Water seems to flow freely on Mars

Dark streaks that hint at seasonally flowing water have been spotted near the equator of Mars. The potentially habitable oases are enticing targets for research. But spacecraft will probably have to steer clear of them unless the craft are carefully sterilized; a costly safeguard against interplanetary contamination that may rule out the sites for exploration.
 
River-like valleys attest to the flow of water on ancient Mars, but today the planet is dry and has an atmosphere that is too thin to support liquid water on the surface for long.

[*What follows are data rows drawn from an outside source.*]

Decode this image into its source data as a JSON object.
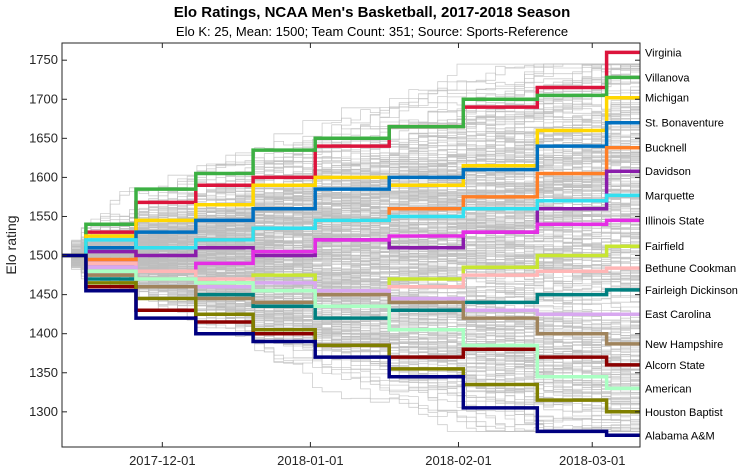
{
  "chart_data": {
    "type": "line",
    "title": "Elo Ratings, NCAA Men's Basketball, 2017-2018 Season",
    "subtitle": "Elo K: 25, Mean: 1500; Team Count: 351; Source: Sports-Reference",
    "xlabel": "",
    "ylabel": "Elo rating",
    "grid": false,
    "xlim": [
      "2017-11-10",
      "2018-03-11"
    ],
    "ylim": [
      1255,
      1772
    ],
    "x_ticks": [
      "2017-12-01",
      "2018-01-01",
      "2018-02-01",
      "2018-03-01"
    ],
    "y_ticks": [
      1300,
      1350,
      1400,
      1450,
      1500,
      1550,
      1600,
      1650,
      1700,
      1750
    ],
    "background_series": {
      "count": 351,
      "color": "#bdbdbd",
      "note": "one gray line per team"
    },
    "series": [
      {
        "name": "Virginia",
        "color": "#dc143c",
        "points": [
          [
            "2017-11-10",
            1500
          ],
          [
            "2017-11-20",
            1530
          ],
          [
            "2017-12-01",
            1568
          ],
          [
            "2017-12-15",
            1590
          ],
          [
            "2017-12-25",
            1600
          ],
          [
            "2018-01-10",
            1640
          ],
          [
            "2018-01-25",
            1665
          ],
          [
            "2018-02-10",
            1690
          ],
          [
            "2018-02-25",
            1715
          ],
          [
            "2018-03-11",
            1760
          ]
        ]
      },
      {
        "name": "Villanova",
        "color": "#3cb043",
        "points": [
          [
            "2017-11-10",
            1500
          ],
          [
            "2017-11-20",
            1540
          ],
          [
            "2017-12-01",
            1585
          ],
          [
            "2017-12-15",
            1605
          ],
          [
            "2017-12-25",
            1635
          ],
          [
            "2018-01-10",
            1650
          ],
          [
            "2018-01-25",
            1665
          ],
          [
            "2018-02-10",
            1700
          ],
          [
            "2018-02-25",
            1705
          ],
          [
            "2018-03-11",
            1728
          ]
        ]
      },
      {
        "name": "Michigan",
        "color": "#ffd700",
        "points": [
          [
            "2017-11-10",
            1500
          ],
          [
            "2017-11-20",
            1525
          ],
          [
            "2017-12-01",
            1545
          ],
          [
            "2017-12-15",
            1565
          ],
          [
            "2017-12-25",
            1590
          ],
          [
            "2018-01-10",
            1600
          ],
          [
            "2018-01-25",
            1590
          ],
          [
            "2018-02-10",
            1615
          ],
          [
            "2018-02-25",
            1660
          ],
          [
            "2018-03-11",
            1702
          ]
        ]
      },
      {
        "name": "St. Bonaventure",
        "color": "#0070c0",
        "points": [
          [
            "2017-11-10",
            1500
          ],
          [
            "2017-11-20",
            1510
          ],
          [
            "2017-12-01",
            1530
          ],
          [
            "2017-12-15",
            1545
          ],
          [
            "2017-12-25",
            1560
          ],
          [
            "2018-01-10",
            1585
          ],
          [
            "2018-01-25",
            1600
          ],
          [
            "2018-02-10",
            1610
          ],
          [
            "2018-02-25",
            1640
          ],
          [
            "2018-03-11",
            1670
          ]
        ]
      },
      {
        "name": "Bucknell",
        "color": "#ff7f27",
        "points": [
          [
            "2017-11-10",
            1500
          ],
          [
            "2017-11-20",
            1495
          ],
          [
            "2017-12-01",
            1510
          ],
          [
            "2017-12-15",
            1520
          ],
          [
            "2017-12-25",
            1535
          ],
          [
            "2018-01-10",
            1545
          ],
          [
            "2018-01-25",
            1560
          ],
          [
            "2018-02-10",
            1575
          ],
          [
            "2018-02-25",
            1605
          ],
          [
            "2018-03-11",
            1638
          ]
        ]
      },
      {
        "name": "Davidson",
        "color": "#8a1dab",
        "points": [
          [
            "2017-11-10",
            1500
          ],
          [
            "2017-11-20",
            1505
          ],
          [
            "2017-12-01",
            1500
          ],
          [
            "2017-12-15",
            1510
          ],
          [
            "2017-12-25",
            1500
          ],
          [
            "2018-01-10",
            1520
          ],
          [
            "2018-01-25",
            1510
          ],
          [
            "2018-02-10",
            1530
          ],
          [
            "2018-02-25",
            1560
          ],
          [
            "2018-03-11",
            1608
          ]
        ]
      },
      {
        "name": "Marquette",
        "color": "#33e0f0",
        "points": [
          [
            "2017-11-10",
            1500
          ],
          [
            "2017-11-20",
            1520
          ],
          [
            "2017-12-01",
            1510
          ],
          [
            "2017-12-15",
            1520
          ],
          [
            "2017-12-25",
            1535
          ],
          [
            "2018-01-10",
            1545
          ],
          [
            "2018-01-25",
            1550
          ],
          [
            "2018-02-10",
            1560
          ],
          [
            "2018-02-25",
            1570
          ],
          [
            "2018-03-11",
            1577
          ]
        ]
      },
      {
        "name": "Illinois State",
        "color": "#e52ee5",
        "points": [
          [
            "2017-11-10",
            1500
          ],
          [
            "2017-11-20",
            1490
          ],
          [
            "2017-12-01",
            1480
          ],
          [
            "2017-12-15",
            1490
          ],
          [
            "2017-12-25",
            1505
          ],
          [
            "2018-01-10",
            1520
          ],
          [
            "2018-01-25",
            1525
          ],
          [
            "2018-02-10",
            1530
          ],
          [
            "2018-02-25",
            1540
          ],
          [
            "2018-03-11",
            1545
          ]
        ]
      },
      {
        "name": "Fairfield",
        "color": "#c8e632",
        "points": [
          [
            "2017-11-10",
            1500
          ],
          [
            "2017-11-20",
            1480
          ],
          [
            "2017-12-01",
            1470
          ],
          [
            "2017-12-15",
            1465
          ],
          [
            "2017-12-25",
            1475
          ],
          [
            "2018-01-10",
            1455
          ],
          [
            "2018-01-25",
            1470
          ],
          [
            "2018-02-10",
            1485
          ],
          [
            "2018-02-25",
            1500
          ],
          [
            "2018-03-11",
            1512
          ]
        ]
      },
      {
        "name": "Bethune Cookman",
        "color": "#ffb6b6",
        "points": [
          [
            "2017-11-10",
            1500
          ],
          [
            "2017-11-20",
            1490
          ],
          [
            "2017-12-01",
            1480
          ],
          [
            "2017-12-15",
            1470
          ],
          [
            "2017-12-25",
            1455
          ],
          [
            "2018-01-10",
            1450
          ],
          [
            "2018-01-25",
            1460
          ],
          [
            "2018-02-10",
            1475
          ],
          [
            "2018-02-25",
            1480
          ],
          [
            "2018-03-11",
            1484
          ]
        ]
      },
      {
        "name": "Fairleigh Dickinson",
        "color": "#008080",
        "points": [
          [
            "2017-11-10",
            1500
          ],
          [
            "2017-11-20",
            1470
          ],
          [
            "2017-12-01",
            1460
          ],
          [
            "2017-12-15",
            1450
          ],
          [
            "2017-12-25",
            1435
          ],
          [
            "2018-01-10",
            1420
          ],
          [
            "2018-01-25",
            1430
          ],
          [
            "2018-02-10",
            1440
          ],
          [
            "2018-02-25",
            1450
          ],
          [
            "2018-03-11",
            1456
          ]
        ]
      },
      {
        "name": "East Carolina",
        "color": "#d8a8f0",
        "points": [
          [
            "2017-11-10",
            1500
          ],
          [
            "2017-11-20",
            1485
          ],
          [
            "2017-12-01",
            1470
          ],
          [
            "2017-12-15",
            1460
          ],
          [
            "2017-12-25",
            1465
          ],
          [
            "2018-01-10",
            1455
          ],
          [
            "2018-01-25",
            1445
          ],
          [
            "2018-02-10",
            1430
          ],
          [
            "2018-02-25",
            1425
          ],
          [
            "2018-03-11",
            1425
          ]
        ]
      },
      {
        "name": "New Hampshire",
        "color": "#a0845c",
        "points": [
          [
            "2017-11-10",
            1500
          ],
          [
            "2017-11-20",
            1475
          ],
          [
            "2017-12-01",
            1460
          ],
          [
            "2017-12-15",
            1445
          ],
          [
            "2017-12-25",
            1440
          ],
          [
            "2018-01-10",
            1450
          ],
          [
            "2018-01-25",
            1440
          ],
          [
            "2018-02-10",
            1420
          ],
          [
            "2018-02-25",
            1400
          ],
          [
            "2018-03-11",
            1387
          ]
        ]
      },
      {
        "name": "Alcorn State",
        "color": "#8b0000",
        "points": [
          [
            "2017-11-10",
            1500
          ],
          [
            "2017-11-20",
            1460
          ],
          [
            "2017-12-01",
            1430
          ],
          [
            "2017-12-15",
            1415
          ],
          [
            "2017-12-25",
            1400
          ],
          [
            "2018-01-10",
            1385
          ],
          [
            "2018-01-25",
            1370
          ],
          [
            "2018-02-10",
            1380
          ],
          [
            "2018-02-25",
            1370
          ],
          [
            "2018-03-11",
            1360
          ]
        ]
      },
      {
        "name": "American",
        "color": "#aaffc3",
        "points": [
          [
            "2017-11-10",
            1500
          ],
          [
            "2017-11-20",
            1480
          ],
          [
            "2017-12-01",
            1470
          ],
          [
            "2017-12-15",
            1465
          ],
          [
            "2017-12-25",
            1455
          ],
          [
            "2018-01-10",
            1435
          ],
          [
            "2018-01-25",
            1405
          ],
          [
            "2018-02-10",
            1385
          ],
          [
            "2018-02-25",
            1345
          ],
          [
            "2018-03-11",
            1330
          ]
        ]
      },
      {
        "name": "Houston Baptist",
        "color": "#808000",
        "points": [
          [
            "2017-11-10",
            1500
          ],
          [
            "2017-11-20",
            1465
          ],
          [
            "2017-12-01",
            1445
          ],
          [
            "2017-12-15",
            1425
          ],
          [
            "2017-12-25",
            1405
          ],
          [
            "2018-01-10",
            1385
          ],
          [
            "2018-01-25",
            1355
          ],
          [
            "2018-02-10",
            1335
          ],
          [
            "2018-02-25",
            1315
          ],
          [
            "2018-03-11",
            1300
          ]
        ]
      },
      {
        "name": "Alabama A&M",
        "color": "#000080",
        "points": [
          [
            "2017-11-10",
            1500
          ],
          [
            "2017-11-20",
            1455
          ],
          [
            "2017-12-01",
            1420
          ],
          [
            "2017-12-15",
            1400
          ],
          [
            "2017-12-25",
            1390
          ],
          [
            "2018-01-10",
            1370
          ],
          [
            "2018-01-25",
            1345
          ],
          [
            "2018-02-10",
            1305
          ],
          [
            "2018-02-25",
            1275
          ],
          [
            "2018-03-11",
            1270
          ]
        ]
      }
    ]
  }
}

However, intriguing clues suggest that water may still run across the surface from time to time.
 
In 2011, for example, researchers who analysed images from NASA’s Mars Reconnaissance Orbiter (MRO) spacecraft observed dark streaks a few metres wide that appeared and lengthened at the warmest time of the year, then faded in cooler seasons, reappearing in subsequent years. "This behaviour is easy to understand if these are seeps of water," says planetary scientist Alfred McEwen of the University of Arizona in Tucson, who led that study. "Water will darken most soils."
 
The streaks, known as recurring slope lineae, initially were found at seven sites in Mars’s southern mid-latitudes. The water may have come from ice trapped about a metre below the surface; indeed, the MRO has spotted such ice in fresh impact craters at those latitudes.